Shake, Rattle and Role: American Style

I had this really vivid dream on Thursday night. I was at work in my office at school when the earth shook! I scrambled under my desk, and except for objects rattled off of shelves and piles of empty boxes from MSA testing toppled around the room, I was okay. The room, however was pitch black (power off), and I have no windows. So I got up and found the door, but it wouldn't open. The building had shifted and the door was jammed! I could hear the sound of kids being evacuated and I pounded on the door until the teacher next to me came and shouted that she would get help. A few minutes later one of the building services guys showed up with an axe (an axe!--I doubt we actually have one on the school grounds) and he chopped me to freedom. Once out, we began to learn the news of the extent of the disaster. The epicenter was no where near D.C. but in western Kentucky! In a fit a disbelief, I woke up.

I look at the seismic activity in the U.S. since the Great Chile earthquake and it's really saying something. Something that my subconscious mind is clearly worrying about. California is as shaky as ever!, but there are two "hot spots" if you will.
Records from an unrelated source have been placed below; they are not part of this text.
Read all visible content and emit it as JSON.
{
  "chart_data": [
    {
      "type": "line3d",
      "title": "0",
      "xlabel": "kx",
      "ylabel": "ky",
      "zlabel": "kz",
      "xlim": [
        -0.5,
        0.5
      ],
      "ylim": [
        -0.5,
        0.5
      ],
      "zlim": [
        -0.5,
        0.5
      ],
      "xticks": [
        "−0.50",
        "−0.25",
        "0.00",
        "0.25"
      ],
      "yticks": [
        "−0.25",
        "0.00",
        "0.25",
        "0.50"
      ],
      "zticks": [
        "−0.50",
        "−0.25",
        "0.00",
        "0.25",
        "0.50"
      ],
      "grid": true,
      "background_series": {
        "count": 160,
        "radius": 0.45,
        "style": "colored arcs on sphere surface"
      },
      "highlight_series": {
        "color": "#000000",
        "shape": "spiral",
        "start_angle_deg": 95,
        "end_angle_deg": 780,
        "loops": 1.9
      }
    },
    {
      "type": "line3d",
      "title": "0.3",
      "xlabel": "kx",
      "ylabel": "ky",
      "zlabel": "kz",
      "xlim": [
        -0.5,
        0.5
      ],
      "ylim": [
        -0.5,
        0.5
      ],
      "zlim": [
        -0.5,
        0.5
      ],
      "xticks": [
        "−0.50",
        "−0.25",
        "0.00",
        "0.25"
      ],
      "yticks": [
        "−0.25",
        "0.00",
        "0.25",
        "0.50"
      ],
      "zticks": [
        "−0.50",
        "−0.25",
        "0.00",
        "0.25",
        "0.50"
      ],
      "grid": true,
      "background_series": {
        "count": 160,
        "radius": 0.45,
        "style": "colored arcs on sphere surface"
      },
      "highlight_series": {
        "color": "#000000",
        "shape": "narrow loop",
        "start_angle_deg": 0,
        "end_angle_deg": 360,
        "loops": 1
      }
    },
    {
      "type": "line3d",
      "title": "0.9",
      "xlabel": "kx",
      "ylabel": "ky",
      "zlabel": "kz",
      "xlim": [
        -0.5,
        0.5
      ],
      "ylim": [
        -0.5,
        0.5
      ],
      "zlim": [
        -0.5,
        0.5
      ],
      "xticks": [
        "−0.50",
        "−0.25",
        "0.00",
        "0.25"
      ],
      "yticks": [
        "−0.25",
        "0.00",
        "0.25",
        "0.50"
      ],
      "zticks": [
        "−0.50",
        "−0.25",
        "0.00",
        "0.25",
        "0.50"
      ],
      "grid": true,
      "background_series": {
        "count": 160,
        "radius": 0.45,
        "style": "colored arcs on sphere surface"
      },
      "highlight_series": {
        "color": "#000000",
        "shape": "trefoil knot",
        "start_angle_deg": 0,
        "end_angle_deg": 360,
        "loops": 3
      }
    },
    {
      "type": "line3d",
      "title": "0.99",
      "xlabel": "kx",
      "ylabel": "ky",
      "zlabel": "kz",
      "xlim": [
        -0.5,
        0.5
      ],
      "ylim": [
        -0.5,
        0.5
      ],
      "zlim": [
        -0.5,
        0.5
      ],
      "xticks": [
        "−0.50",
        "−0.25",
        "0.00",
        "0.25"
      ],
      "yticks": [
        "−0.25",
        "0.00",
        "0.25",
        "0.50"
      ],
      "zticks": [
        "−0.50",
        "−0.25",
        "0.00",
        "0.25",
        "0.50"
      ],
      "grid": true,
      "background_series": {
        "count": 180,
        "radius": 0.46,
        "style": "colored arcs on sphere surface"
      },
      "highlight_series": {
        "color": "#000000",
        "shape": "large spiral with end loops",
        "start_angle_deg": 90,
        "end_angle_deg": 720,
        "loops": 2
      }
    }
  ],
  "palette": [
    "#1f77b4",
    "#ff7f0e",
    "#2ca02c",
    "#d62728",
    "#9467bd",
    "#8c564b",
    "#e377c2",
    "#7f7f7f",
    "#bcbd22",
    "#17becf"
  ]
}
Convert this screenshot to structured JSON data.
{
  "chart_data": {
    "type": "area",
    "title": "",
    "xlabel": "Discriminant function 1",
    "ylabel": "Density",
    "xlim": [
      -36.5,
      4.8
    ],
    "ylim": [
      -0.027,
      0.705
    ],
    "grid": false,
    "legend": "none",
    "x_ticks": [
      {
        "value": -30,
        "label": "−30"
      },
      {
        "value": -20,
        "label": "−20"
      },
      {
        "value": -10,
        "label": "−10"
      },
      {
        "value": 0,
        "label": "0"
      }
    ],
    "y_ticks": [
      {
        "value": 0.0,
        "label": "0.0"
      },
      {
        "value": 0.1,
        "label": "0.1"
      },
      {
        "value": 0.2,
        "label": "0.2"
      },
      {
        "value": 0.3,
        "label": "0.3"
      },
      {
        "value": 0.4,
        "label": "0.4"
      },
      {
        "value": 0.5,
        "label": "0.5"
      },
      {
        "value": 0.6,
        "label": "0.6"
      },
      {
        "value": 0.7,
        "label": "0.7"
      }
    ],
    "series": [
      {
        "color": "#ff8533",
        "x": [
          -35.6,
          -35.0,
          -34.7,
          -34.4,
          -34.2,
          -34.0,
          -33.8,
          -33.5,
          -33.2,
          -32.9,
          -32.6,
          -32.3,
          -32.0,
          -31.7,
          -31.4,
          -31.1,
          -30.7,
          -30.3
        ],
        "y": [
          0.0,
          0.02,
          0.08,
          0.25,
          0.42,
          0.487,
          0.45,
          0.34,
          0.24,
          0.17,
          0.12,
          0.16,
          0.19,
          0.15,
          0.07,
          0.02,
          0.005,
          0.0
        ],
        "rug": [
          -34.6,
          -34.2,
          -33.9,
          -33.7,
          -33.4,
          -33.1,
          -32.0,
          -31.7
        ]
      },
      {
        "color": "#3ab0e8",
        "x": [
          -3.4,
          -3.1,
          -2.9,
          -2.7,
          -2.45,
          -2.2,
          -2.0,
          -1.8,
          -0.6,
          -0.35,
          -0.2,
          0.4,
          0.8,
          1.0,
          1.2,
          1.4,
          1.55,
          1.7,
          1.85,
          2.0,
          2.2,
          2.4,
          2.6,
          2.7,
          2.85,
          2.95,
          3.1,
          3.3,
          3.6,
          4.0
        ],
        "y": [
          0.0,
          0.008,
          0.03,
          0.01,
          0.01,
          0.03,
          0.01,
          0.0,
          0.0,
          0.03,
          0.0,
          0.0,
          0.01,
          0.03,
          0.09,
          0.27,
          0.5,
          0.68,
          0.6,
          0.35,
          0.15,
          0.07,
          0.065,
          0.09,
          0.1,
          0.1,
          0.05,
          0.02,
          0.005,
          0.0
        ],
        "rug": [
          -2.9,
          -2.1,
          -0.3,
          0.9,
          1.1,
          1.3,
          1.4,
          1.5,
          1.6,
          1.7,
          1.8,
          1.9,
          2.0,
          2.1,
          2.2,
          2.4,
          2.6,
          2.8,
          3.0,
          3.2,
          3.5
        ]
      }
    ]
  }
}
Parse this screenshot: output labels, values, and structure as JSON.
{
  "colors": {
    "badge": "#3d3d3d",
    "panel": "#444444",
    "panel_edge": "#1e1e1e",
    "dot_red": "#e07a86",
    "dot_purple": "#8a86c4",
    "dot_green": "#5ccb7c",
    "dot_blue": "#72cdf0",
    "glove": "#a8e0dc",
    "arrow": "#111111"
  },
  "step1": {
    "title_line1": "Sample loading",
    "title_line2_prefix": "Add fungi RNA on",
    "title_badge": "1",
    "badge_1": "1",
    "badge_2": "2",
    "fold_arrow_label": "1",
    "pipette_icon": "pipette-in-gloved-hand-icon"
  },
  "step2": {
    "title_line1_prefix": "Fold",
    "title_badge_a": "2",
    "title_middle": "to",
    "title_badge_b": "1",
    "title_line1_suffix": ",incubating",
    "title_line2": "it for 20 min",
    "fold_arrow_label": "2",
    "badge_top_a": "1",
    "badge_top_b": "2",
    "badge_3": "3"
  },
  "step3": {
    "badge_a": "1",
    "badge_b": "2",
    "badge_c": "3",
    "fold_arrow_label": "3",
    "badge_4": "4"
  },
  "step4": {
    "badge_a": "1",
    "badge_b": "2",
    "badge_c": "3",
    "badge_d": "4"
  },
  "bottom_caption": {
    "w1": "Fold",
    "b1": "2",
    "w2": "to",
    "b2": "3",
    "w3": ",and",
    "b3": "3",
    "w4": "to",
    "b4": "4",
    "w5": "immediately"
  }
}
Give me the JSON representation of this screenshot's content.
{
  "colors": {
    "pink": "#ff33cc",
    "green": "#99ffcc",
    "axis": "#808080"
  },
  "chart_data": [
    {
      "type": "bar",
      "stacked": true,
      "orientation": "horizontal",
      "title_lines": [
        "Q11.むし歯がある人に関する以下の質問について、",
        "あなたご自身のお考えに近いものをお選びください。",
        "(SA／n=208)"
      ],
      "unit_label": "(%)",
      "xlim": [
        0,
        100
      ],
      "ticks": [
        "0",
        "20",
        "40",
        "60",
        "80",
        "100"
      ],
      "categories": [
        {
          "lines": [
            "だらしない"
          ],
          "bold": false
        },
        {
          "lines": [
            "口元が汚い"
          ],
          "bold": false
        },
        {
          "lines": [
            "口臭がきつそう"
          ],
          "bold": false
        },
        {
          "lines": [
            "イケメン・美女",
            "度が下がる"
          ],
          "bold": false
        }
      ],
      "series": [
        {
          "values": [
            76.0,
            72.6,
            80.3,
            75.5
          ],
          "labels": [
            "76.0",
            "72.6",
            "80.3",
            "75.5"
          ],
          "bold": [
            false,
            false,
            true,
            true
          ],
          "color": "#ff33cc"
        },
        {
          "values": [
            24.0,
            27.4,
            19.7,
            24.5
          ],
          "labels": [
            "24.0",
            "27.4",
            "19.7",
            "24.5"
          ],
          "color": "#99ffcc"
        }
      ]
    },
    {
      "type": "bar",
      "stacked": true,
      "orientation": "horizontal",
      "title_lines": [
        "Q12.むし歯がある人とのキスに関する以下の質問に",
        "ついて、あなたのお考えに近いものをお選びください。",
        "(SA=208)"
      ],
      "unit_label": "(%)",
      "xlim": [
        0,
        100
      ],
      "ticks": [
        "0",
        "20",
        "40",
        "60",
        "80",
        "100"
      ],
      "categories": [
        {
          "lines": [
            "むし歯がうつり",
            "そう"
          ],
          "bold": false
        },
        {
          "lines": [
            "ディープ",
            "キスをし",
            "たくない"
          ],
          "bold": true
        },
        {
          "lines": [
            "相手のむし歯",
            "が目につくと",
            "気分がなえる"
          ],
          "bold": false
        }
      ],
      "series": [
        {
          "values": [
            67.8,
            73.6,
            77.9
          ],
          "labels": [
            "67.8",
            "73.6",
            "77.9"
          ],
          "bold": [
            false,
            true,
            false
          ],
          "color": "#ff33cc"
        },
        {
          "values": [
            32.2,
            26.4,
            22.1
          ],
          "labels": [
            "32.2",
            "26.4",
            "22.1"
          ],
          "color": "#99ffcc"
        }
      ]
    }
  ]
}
Central Oklahoma and the fault just off of the coast of Oregon have been very active. In Oregon, the activity is on a known plate, the quakes in central Oklahoma are on a mid-continental plate where rifts have and are forming. Are these signs of something larger to come? I would have any idea. But it is curious, and as I have said before the general global seismic activity is occurring at a pace much larger and more intense that usual.